What’s better than a tiny house?

By now, I’m sure everyone here has heard about the Tiny House phenomenon. Just enough space, ingeniously designed, possibly even portable – what’s not to love?

the entrance

Well, it gets even better. In a town just outside Atlanta, a 12 year old student has taken her love of tiny houses to the next level: Sicily Kolbeck has taken on building her own Tiny House as her school project for the year. She’s also upped the Eco Friendly ante by building her tiny house completely from from recycled and reclaimed materials, AND with crowdsourced funding. WHy? As she says:

“I am building a tiny house to wake up in a place that I have built with my own two hands; I am also trying to be more independent and live on my own, and to show others that we can live more simply,” says Sicily. Her tiny house will be built on a trailer and will be 128 square feet with a 30 square foot loft, full bathroom, solar panels and full kitchen. “I thought about what I needed, and I don’t need a lot of space. Mostly I need a place to bake cupcakes, to read, and to hang out with friends,”

In an era where education has too often become about the test, not the application of skills, Sicily is learning math, physics and engineering all in one spectacular group project, as she and her fellow students build their own Tiny village.

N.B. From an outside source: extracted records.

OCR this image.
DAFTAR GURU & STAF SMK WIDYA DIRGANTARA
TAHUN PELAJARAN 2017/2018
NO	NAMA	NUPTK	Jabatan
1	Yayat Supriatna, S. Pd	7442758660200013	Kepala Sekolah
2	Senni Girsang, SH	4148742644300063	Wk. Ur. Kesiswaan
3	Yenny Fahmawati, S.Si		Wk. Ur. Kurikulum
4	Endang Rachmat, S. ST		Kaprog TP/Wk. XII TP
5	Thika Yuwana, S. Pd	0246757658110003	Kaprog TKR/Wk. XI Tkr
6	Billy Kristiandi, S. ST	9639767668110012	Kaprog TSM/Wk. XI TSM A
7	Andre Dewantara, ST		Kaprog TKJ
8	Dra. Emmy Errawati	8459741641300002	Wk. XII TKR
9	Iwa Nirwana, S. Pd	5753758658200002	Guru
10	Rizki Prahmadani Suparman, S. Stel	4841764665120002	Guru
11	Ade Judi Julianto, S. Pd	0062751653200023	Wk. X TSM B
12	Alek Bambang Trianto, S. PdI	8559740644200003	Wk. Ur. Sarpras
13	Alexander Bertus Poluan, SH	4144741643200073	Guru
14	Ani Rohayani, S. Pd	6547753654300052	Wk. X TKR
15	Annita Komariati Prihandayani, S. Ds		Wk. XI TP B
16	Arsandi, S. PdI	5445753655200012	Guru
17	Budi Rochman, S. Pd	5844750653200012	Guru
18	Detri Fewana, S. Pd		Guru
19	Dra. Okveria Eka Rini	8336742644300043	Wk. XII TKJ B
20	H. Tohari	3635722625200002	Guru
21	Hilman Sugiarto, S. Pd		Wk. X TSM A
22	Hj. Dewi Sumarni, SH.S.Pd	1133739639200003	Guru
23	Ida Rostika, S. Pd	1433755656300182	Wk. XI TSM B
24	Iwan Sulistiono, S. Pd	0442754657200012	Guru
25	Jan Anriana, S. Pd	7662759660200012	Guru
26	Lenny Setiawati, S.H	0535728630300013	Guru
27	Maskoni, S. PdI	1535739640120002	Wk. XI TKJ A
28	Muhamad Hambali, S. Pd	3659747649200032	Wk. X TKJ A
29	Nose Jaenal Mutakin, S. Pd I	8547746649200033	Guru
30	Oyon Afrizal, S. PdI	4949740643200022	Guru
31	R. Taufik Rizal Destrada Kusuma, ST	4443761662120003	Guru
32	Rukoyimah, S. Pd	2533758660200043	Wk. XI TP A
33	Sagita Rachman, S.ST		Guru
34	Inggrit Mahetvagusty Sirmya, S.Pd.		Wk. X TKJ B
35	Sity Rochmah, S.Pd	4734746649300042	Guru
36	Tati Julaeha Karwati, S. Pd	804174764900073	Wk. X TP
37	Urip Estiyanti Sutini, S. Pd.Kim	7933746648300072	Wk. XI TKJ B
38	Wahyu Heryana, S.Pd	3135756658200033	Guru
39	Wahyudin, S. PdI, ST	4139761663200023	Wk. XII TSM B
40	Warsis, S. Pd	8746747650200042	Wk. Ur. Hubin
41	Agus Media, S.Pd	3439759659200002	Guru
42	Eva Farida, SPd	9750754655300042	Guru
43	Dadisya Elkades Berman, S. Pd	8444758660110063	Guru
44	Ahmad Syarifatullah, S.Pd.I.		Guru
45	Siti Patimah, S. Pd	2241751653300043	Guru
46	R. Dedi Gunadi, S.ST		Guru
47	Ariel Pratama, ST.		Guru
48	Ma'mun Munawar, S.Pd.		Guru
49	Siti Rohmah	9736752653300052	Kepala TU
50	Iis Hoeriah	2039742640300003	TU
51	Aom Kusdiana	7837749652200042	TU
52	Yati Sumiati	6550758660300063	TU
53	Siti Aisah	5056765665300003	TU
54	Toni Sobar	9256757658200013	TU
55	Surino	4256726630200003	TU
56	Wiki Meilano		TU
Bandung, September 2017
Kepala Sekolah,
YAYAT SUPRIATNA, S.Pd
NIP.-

The collaborative nature of the school sees the students asking thoughtful questions about design, materials and use of space. To get used to the tools needed for their projects, each student has designed their own small living space and will be building it entirely from salvaged materials, creating a tinier tiny house village; this process prompts many discussions on the nature of “stuff,” how our society works as a group, and what really matters to people.

What a fantastic way to spend a year.
You can follow her progress here:

and if you want to donate to the project, check out her indiegogo page.
See more tinyhouse photos here, here, or here.

Comments

  1. I think this project is amazing because it teaches so much to the children and i really think that it’s a great idea to have school project like that.
    It covers so many subject sustainability ,architecture,carpentry…
    I really love it and wish to Sicily all the best!
    Thank you for sharing this amazing story!

  2. This article is totally fantastic! Such an inspiring and motivating journey that this little girl is taking on! I’m really excited to keep up with her story and see how the house turns out. :) Thanks for sharing!

  3. Sicily should have her house “dried in” in the next couple weeks and she will post more pix (as will the school on the blog and FB page).

    We are expanding our school, and she said to not bother looking for a building – just a good piece of land, and she would build our house. Huge confidence builder!

    Thanks for this article; I will share it with her!

    Suzannah at HoneyFern

  4. I love this. Education and the act of actually doing is where the experience and learning happens. I can’t wait to see how the tiny house turns out. Maybe Team EcoEtsy can donate some home decorating items.

    Myra

  5. Just read another article about some 4th graders turning their classroom into a solar powered one:
    http://www.treehugger.com/clean-technology/fourth-graders-crowdfund-solar-powered-classrom.html

  6. How cute!

  7. this is amazing and inspiring!I am going to share this with my newly converted public charter school What a great project based learning experience!

  8. What a great project. This kids will learn some amazing life skills as they progress. Please give us an update in a few months so we can see how they are doing.

  9. Amazing project!
    I hope that we’ll get to see the little village in the end.

  10. I cannot wait to see this project as it progresses – what a cool idea! I hope that we are honestly moving away from the age of the McMansion, in favor of reasonable spaces for real honest living.